Online video on demand (VoD) service is prevailing. Prediction of user lifespan in a VoD system benefits the service providers to characterize churn risk of users and manage to retain them. A systematical study on this problem is desired but absent in literature. We address this problem based on a large-scale dataset of user watching behavior from PPTV, one of the largest online VoD systems in China. The dataset is measured for 27 weeks and involves more than 10 million users. We analyze user watching behavior and preference in their lifespans and have some interesting observations. During user lifespans, unlike some user activity metrics such as the visiting frequency, the number of views and the finishing ratio that vary following inverted U-shaped curves, a user's preference for popular video contents, named the Popular Video Preference (PVP), decreases with time.
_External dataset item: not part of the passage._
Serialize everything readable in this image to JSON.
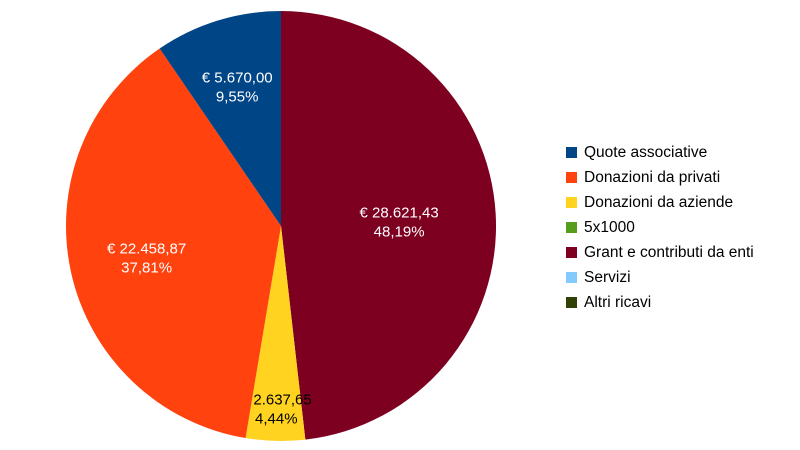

As many users left the system very quickly, e.g. after only one week, it is necessary to make early prediction of whether a user will have a long lifespan based on short instead of long behavior history. We propose to apply machine learning methods to make this prediction based on user first-week behavior records. Experimental results show that the most relevant feature is the visit frequency; the PVP feature helps to improve the F1-score of prediction by 8.8% and reaches 0.74 at the best. Our proposed model and the PVP metric are helpful for VoD service providers to predict user lifespan and take measures to retain users at their early stage in the system.